Indonesia bangsa besar, bayar lunas jasa pejuang
politik sebelum . . .
Pengamat politik
dengan modal obrolan warung pinggir kali, acap berucap berbau gorengan minyak
curah. Sambil kunyah tahu tempe, mulut nerocos tak berujung pangkal omong sok tahu
politik. Paling-paling tertipu berita media massa, khususnya media penyiaran
televisi yang mencekoki pemirsa yang haus berita. Warung serba nasi ini, ditempeli
semboyan “sekarang
bayar kontan, besok boleh hutang”, malah tak pernah sepi dari pemakan.
Negara saja punya
hutang ke badan dunia, negara donor, atau lembaga keuangan internasional, yang
mengilhami jual beli barang dengan pola BTN = Beli Tapi Nyicil/Ngangsur alias
kredit dengan bunga ringan, tetapi tidak meringankan. Dampak risiko tagihan
ditanggung si penghutang, atau entah apa nama ilmiah ekonominya. Rakyat faham
apa itu uang muka, selain sudah tenar uang rokok, uang pelicin dan jenis
istilah lainnya.Termasuk “Kasih Uang Habis Perkara” yang populer dan berlaku
resmi sepanjang zaman.
“Tidak ada makan
siang gratis”, yang diadop dari semangat negara pemberi hutang : “no free
lunch”. Melahirkan dan menyuburkan politik transaksional, memadukan gaya
politik balas jasa, balas budi sekaligus praktik bareng dengan gaya politik
balas dendam. Periode 2014-2019 berbasis politik transaksional, karena yang
punya kerja dendam politiknya sedang di titik zenith, di ambang atas, sudah
tahap klimaks.
Indonesia dengan
polulasi nomer empat sedunia, menjadikan sebagai bangsa besar. Tua, tanpa loyo
dan layu, berdampak di panggung, industri dan syahwat politik, masih
bersliweran politisi sipil yang tak mati-mati - walau bukan sebagai mayat hidup
- dan tak akan puas sampai mati.
Jika
batas usia dikaitkan dengan produktifitas, ada baiknya, bukan berarti ybs harus
duduk yang manis. Usia senja jangan diartikan sebagai usia yang ditunggu,
sebagai saat tepat sibuk dengan urusan akhirat. Usia senja jangan diartikan
sebagai masuk kotak, habis segala daya dan upaya. Usia pensiun memang bisa
diartikan saat uber rezeki. Karena selama masih aktif, hanya menjalankan
kewajiban sesuai tugas dan fungsi kerja. Pasca pensiun, garis kehidupan tak
akan menaik tajam atau merosot drastis. Tak salah sejak belia sudah mandi
keringat, nanti hidup tua menjadi bermartabat. Semakin berumur, hidup semakin
teratur. Walau sudah meliwati masa ternak-teri, tinggal lele (leyeh-leyeh).

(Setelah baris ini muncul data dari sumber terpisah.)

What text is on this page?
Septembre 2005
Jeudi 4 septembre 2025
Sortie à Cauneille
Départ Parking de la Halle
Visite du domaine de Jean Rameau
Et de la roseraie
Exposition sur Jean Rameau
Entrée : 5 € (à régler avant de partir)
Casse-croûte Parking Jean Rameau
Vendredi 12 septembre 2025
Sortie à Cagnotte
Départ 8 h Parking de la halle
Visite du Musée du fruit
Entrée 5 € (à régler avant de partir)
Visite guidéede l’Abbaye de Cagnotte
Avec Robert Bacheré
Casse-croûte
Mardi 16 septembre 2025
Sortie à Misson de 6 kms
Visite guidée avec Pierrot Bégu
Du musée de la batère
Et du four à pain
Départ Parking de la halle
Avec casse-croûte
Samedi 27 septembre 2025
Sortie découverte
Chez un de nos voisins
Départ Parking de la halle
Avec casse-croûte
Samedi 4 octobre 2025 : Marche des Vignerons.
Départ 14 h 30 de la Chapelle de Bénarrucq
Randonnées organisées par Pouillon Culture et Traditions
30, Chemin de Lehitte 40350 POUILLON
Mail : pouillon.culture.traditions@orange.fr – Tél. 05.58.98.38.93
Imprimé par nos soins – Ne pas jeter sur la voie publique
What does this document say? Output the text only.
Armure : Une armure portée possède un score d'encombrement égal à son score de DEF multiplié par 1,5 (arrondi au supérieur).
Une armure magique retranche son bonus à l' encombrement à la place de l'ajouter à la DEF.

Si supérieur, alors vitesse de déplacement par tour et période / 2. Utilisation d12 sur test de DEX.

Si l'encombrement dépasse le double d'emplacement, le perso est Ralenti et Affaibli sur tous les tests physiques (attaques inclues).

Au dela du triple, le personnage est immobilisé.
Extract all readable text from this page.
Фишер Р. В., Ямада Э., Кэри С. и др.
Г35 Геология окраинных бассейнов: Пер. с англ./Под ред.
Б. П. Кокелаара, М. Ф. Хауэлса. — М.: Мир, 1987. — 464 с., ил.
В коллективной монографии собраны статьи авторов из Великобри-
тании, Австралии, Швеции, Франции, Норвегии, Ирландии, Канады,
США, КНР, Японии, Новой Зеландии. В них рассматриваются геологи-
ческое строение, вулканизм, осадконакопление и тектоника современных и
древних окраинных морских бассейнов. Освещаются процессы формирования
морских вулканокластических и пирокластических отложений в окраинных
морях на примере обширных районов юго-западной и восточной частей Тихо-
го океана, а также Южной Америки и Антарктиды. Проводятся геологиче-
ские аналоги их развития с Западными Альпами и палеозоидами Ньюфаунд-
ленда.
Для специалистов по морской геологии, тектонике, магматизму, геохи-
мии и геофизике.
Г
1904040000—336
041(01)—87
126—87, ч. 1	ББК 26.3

Tiap pagi duduk di teras, melahap surat kabar dan menyeruput secangkir teh nasgitel.
Sibuk momong cucu. Urus pekarangan. Bergegas ketika azan dikumandangkan.
Lalu
kapan mentuntaskan isi cerita dengan judul. Frasa ‘pejuang politik’ tampak heroik, hanya
dilakukan orang yang tanpa pamrih. Minimal, orang yang sudah tidak memikirkan
dunia. Berjuang karena Allah, untuk Allah semata. Konsep yang ideal, di atas
kertas atau dalam bentuk naskah akademis. Jika ‘pejuang politik’ mendapat
balasan dunia berwujud takhta, harta dan jelita (bagi pria) atau berbentuk
harta, harta, harta bagi kaum hawa, sebagai konsekuensi logis bahwa bangsa yang
besar akan membayar jasa ‘pejuang politik’.
Kasus yang menimpa oknum
sekjen parpol bertajuk nasdem, sebagai partai pendatang baru di pesta demokrasi
2014, namun dengan cepat, sigap mampi menyesuaikan diri dengan iklim politik.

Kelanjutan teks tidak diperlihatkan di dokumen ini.